After reaching the NCAA Championship Game in 2004 and the finals of the ACC Tournament in 2005, the Yellow Jackets are dealing with serious personnel issues of their own. The team lost starters Luke Schenscher, Anthony McHenry, B.J. Elder and Will Bynum to graduation while Second-Team All-ACC point guard Jarrett Jack declared early for the NBA Draft. As a result, Georgia Tech has only one senior and one redshirt junior on the team, leaving them with a roster composed almost entirely of untested freshmen and sophomores.

"I'm not going to sit here and say 'Oh, we can't do this and can't do that," head coach Paul Hewitt said. "The overall talent level is good. To me, we're talking about hard fought games, end of the games-do you have the stamina and mental strength and physical strength to make the right decisions and the right plays at the end of the game?"

The departure of Jack left a gaping hole not only in the Yellow Jacket's backcourt, but also in the team's leadership structure.

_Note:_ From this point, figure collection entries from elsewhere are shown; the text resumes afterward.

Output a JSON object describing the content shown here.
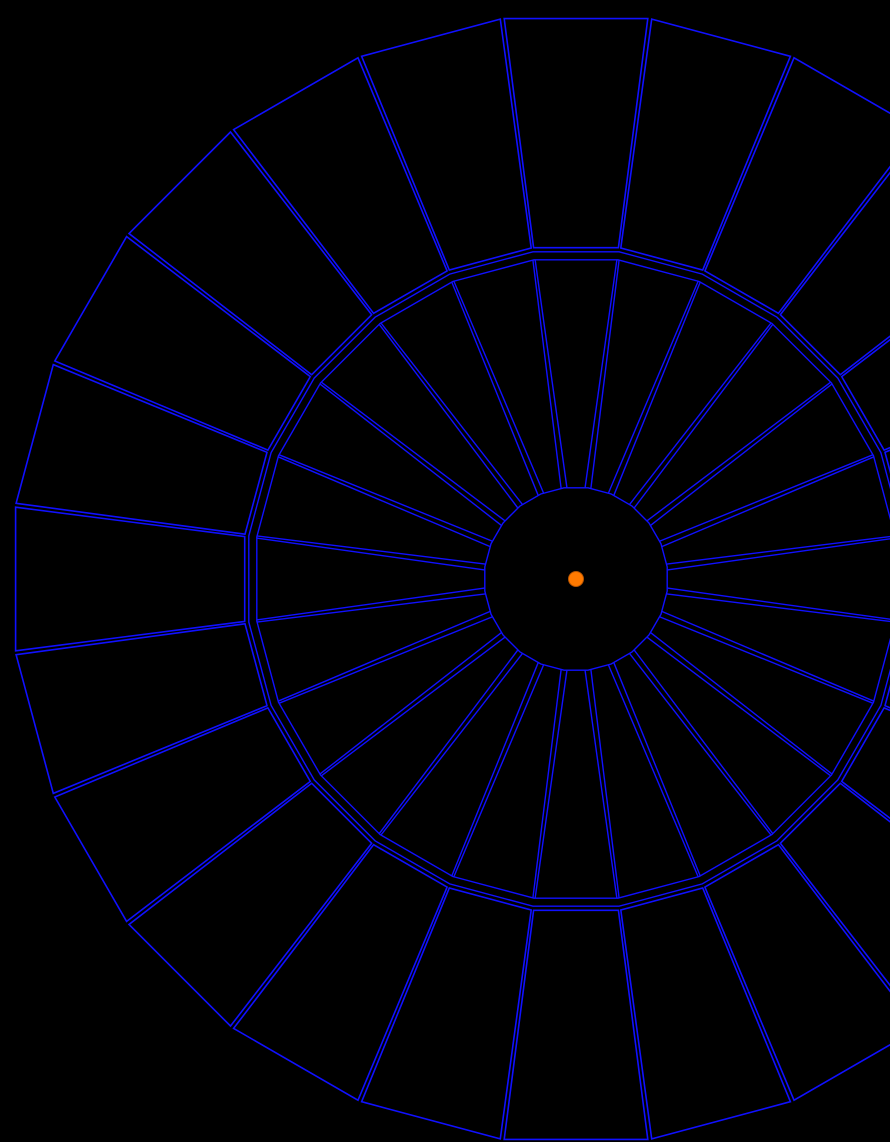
{
  "diagram": {
    "type": "radial-wireframe",
    "background_color": "#000000",
    "line_color": "#1010ff",
    "center_marker_color": "#ff7a00",
    "spoke_count": 24,
    "outer_blocks": 24
  }
}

Although the squad's two remaining upperclassmen have attempted to temporarily fill this void, no clear-cut leader has emerged on the team.

"As a whole, we're trying to really lead by committee," guard Anthony Morrow said. "Everyone wants to put in something to the team, everybody has to do their role, everybody has to speak up. We don't have those obvious leaders that we had last year so everyone has had to step up and be a leader on this team."

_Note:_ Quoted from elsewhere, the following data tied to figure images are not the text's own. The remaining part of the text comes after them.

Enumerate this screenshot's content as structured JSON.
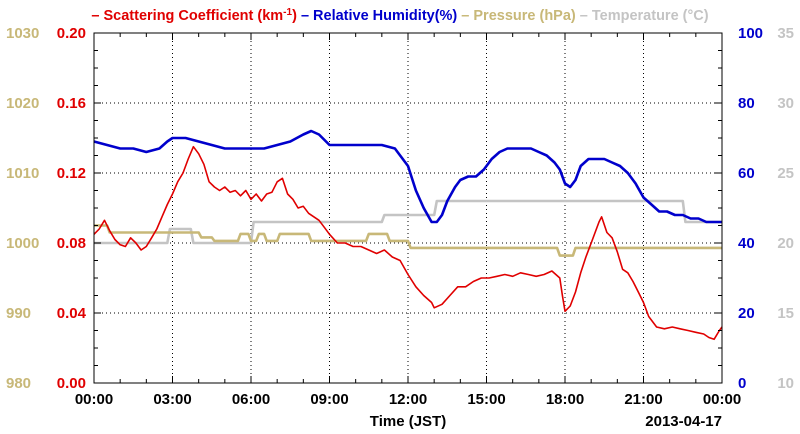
{
  "chart_data": {
    "type": "line",
    "date_label": "2013-04-17",
    "xlabel": "Time (JST)",
    "x_ticks": [
      "00:00",
      "03:00",
      "06:00",
      "09:00",
      "12:00",
      "15:00",
      "18:00",
      "21:00",
      "00:00"
    ],
    "xlim_hours": [
      0,
      24
    ],
    "grid": true,
    "legend": {
      "placement": "top",
      "entries": [
        {
          "dash": "–",
          "text": "Scattering Coefficient (km",
          "sup": "-1",
          "tail": ")",
          "color": "#e00000"
        },
        {
          "dash": "–",
          "text": "Relative Humidity(%)",
          "color": "#0000cc"
        },
        {
          "dash": "–",
          "text": "Pressure (hPa)",
          "color": "#c8b878"
        },
        {
          "dash": "–",
          "text": "Temperature (°C)",
          "color": "#c4c4c4"
        }
      ]
    },
    "axes": {
      "scattering": {
        "side": "left-inner",
        "color": "#e00000",
        "ylim": [
          0,
          0.2
        ],
        "ticks": [
          "0.20",
          "0.16",
          "0.12",
          "0.08",
          "0.04",
          "0.00"
        ]
      },
      "pressure": {
        "side": "left-outer",
        "color": "#c8b878",
        "ylim": [
          980,
          1030
        ],
        "ticks": [
          "1030",
          "1020",
          "1010",
          "1000",
          "990",
          "980"
        ]
      },
      "humidity": {
        "side": "right-inner",
        "color": "#0000cc",
        "ylim": [
          0,
          100
        ],
        "ticks": [
          "100",
          "80",
          "60",
          "40",
          "20",
          "0"
        ]
      },
      "temperature": {
        "side": "right-outer",
        "color": "#c4c4c4",
        "ylim": [
          10,
          35
        ],
        "ticks": [
          "35",
          "30",
          "25",
          "20",
          "15",
          "10"
        ]
      }
    },
    "series": [
      {
        "name": "Scattering Coefficient (km-1)",
        "axis": "scattering",
        "color": "#e00000",
        "x": [
          0,
          0.2,
          0.4,
          0.6,
          0.8,
          1.0,
          1.2,
          1.4,
          1.6,
          1.8,
          2.0,
          2.2,
          2.4,
          2.6,
          2.8,
          3.0,
          3.2,
          3.4,
          3.6,
          3.8,
          4.0,
          4.2,
          4.4,
          4.6,
          4.8,
          5.0,
          5.2,
          5.4,
          5.6,
          5.8,
          6.0,
          6.2,
          6.4,
          6.6,
          6.8,
          7.0,
          7.2,
          7.4,
          7.6,
          7.8,
          8.0,
          8.2,
          8.4,
          8.6,
          8.8,
          9.0,
          9.3,
          9.6,
          9.9,
          10.2,
          10.5,
          10.8,
          11.1,
          11.4,
          11.7,
          12.0,
          12.3,
          12.6,
          12.9,
          13.0,
          13.3,
          13.6,
          13.9,
          14.2,
          14.5,
          14.8,
          15.1,
          15.4,
          15.7,
          16.0,
          16.3,
          16.6,
          16.9,
          17.2,
          17.5,
          17.8,
          17.9,
          18.0,
          18.2,
          18.4,
          18.6,
          18.8,
          19.0,
          19.2,
          19.3,
          19.4,
          19.6,
          19.8,
          20.0,
          20.2,
          20.4,
          20.6,
          20.8,
          21.0,
          21.2,
          21.5,
          21.8,
          22.1,
          22.4,
          22.7,
          23.0,
          23.3,
          23.5,
          23.7,
          23.9,
          24.0
        ],
        "values": [
          0.085,
          0.088,
          0.093,
          0.087,
          0.082,
          0.079,
          0.078,
          0.083,
          0.08,
          0.076,
          0.078,
          0.083,
          0.088,
          0.095,
          0.102,
          0.108,
          0.115,
          0.12,
          0.128,
          0.135,
          0.131,
          0.125,
          0.115,
          0.112,
          0.11,
          0.112,
          0.109,
          0.11,
          0.107,
          0.11,
          0.105,
          0.108,
          0.104,
          0.108,
          0.109,
          0.115,
          0.117,
          0.108,
          0.105,
          0.1,
          0.101,
          0.097,
          0.095,
          0.093,
          0.089,
          0.085,
          0.08,
          0.08,
          0.078,
          0.078,
          0.076,
          0.074,
          0.076,
          0.072,
          0.07,
          0.062,
          0.055,
          0.05,
          0.046,
          0.043,
          0.045,
          0.05,
          0.055,
          0.055,
          0.058,
          0.06,
          0.06,
          0.061,
          0.062,
          0.061,
          0.063,
          0.062,
          0.061,
          0.062,
          0.064,
          0.06,
          0.05,
          0.041,
          0.044,
          0.052,
          0.063,
          0.072,
          0.08,
          0.088,
          0.092,
          0.095,
          0.086,
          0.083,
          0.075,
          0.065,
          0.063,
          0.058,
          0.052,
          0.046,
          0.038,
          0.032,
          0.031,
          0.032,
          0.031,
          0.03,
          0.029,
          0.028,
          0.026,
          0.025,
          0.03,
          0.032
        ]
      },
      {
        "name": "Relative Humidity(%)",
        "axis": "humidity",
        "color": "#0000cc",
        "x": [
          0,
          0.5,
          1.0,
          1.5,
          2.0,
          2.5,
          2.8,
          3.0,
          3.5,
          4.0,
          4.5,
          5.0,
          5.5,
          6.0,
          6.5,
          7.0,
          7.5,
          8.0,
          8.3,
          8.6,
          9.0,
          9.5,
          10.0,
          10.5,
          11.0,
          11.5,
          12.0,
          12.3,
          12.6,
          12.9,
          13.1,
          13.3,
          13.5,
          13.8,
          14.0,
          14.3,
          14.6,
          14.9,
          15.2,
          15.5,
          15.8,
          16.1,
          16.4,
          16.7,
          17.0,
          17.3,
          17.6,
          17.8,
          18.0,
          18.2,
          18.4,
          18.6,
          18.9,
          19.2,
          19.5,
          19.8,
          20.1,
          20.4,
          20.7,
          21.0,
          21.3,
          21.6,
          21.9,
          22.2,
          22.5,
          22.8,
          23.1,
          23.4,
          23.7,
          24.0
        ],
        "values": [
          69,
          68,
          67,
          67,
          66,
          67,
          69,
          70,
          70,
          69,
          68,
          67,
          67,
          67,
          67,
          68,
          69,
          71,
          72,
          71,
          68,
          68,
          68,
          68,
          68,
          67,
          62,
          55,
          50,
          46,
          46,
          48,
          52,
          56,
          58,
          59,
          59,
          61,
          64,
          66,
          67,
          67,
          67,
          67,
          66,
          65,
          63,
          61,
          57,
          56,
          58,
          62,
          64,
          64,
          64,
          63,
          62,
          60,
          57,
          53,
          51,
          49,
          49,
          48,
          48,
          47,
          47,
          46,
          46,
          46
        ]
      },
      {
        "name": "Pressure (hPa)",
        "axis": "pressure",
        "color": "#c8b878",
        "x": [
          0,
          0.5,
          0.6,
          4.0,
          4.1,
          4.5,
          4.6,
          5.5,
          5.6,
          5.9,
          6.0,
          6.2,
          6.3,
          6.5,
          6.6,
          7.0,
          7.1,
          8.2,
          8.3,
          8.7,
          8.8,
          10.4,
          10.5,
          11.2,
          11.3,
          12.0,
          12.1,
          14.9,
          15.0,
          17.0,
          17.1,
          17.7,
          17.8,
          18.1,
          18.2,
          18.3,
          18.4,
          18.8,
          18.9,
          24.0
        ],
        "values": [
          1002.5,
          1002.5,
          1001.5,
          1001.5,
          1000.8,
          1000.8,
          1000.3,
          1000.3,
          1001.3,
          1001.3,
          1000.3,
          1000.3,
          1001.3,
          1001.3,
          1000.3,
          1000.3,
          1001.3,
          1001.3,
          1000.3,
          1000.3,
          1000.3,
          1000.3,
          1001.3,
          1001.3,
          1000.3,
          1000.3,
          999.3,
          999.3,
          999.3,
          999.3,
          999.3,
          999.3,
          998.2,
          998.2,
          998.2,
          998.2,
          999.3,
          999.3,
          999.3,
          999.3
        ]
      },
      {
        "name": "Temperature (°C)",
        "axis": "temperature",
        "color": "#c4c4c4",
        "x": [
          0,
          2.8,
          2.9,
          3.7,
          3.8,
          6.0,
          6.1,
          11.0,
          11.1,
          13.0,
          13.1,
          22.5,
          22.6,
          24.0
        ],
        "values": [
          20.0,
          20.0,
          21.0,
          21.0,
          20.0,
          20.0,
          21.5,
          21.5,
          22.0,
          22.0,
          23.0,
          23.0,
          21.5,
          21.5
        ]
      }
    ]
  }
}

Hewitt and the coaching staff are hoping that guard Zam Fredrick will become the floor general that the Yellow Jackets so desperately need. Although Fredrick returned to school 25 pounds lighter and has improved his shooting, Hewitt said the sophomore has yet to develop the communication skills necessary to run the offense from the point.

"Zam Fredrick, I think, is our smartest player," Hewitt said. "He's got a ways to go obviously to get to the point where Jarrett was, but at the same time Jarrett wasn't where Jarrett was his first time out. I like what Zam has been doing so far."

Despite the team's lack of veteran players and game experience, Hewitt still expects his team to be competitive in a relatively wide-open ACC and to challenge for a bid to the NCAA Tournament.

"I don't think you can change your expectations from year to year," Hewitt said. "You still got to come in with the idea that we're going to go for the NCAA Tournament. That's the way I feel.... I seriously feel that this team can and will compete for a NCAA berth."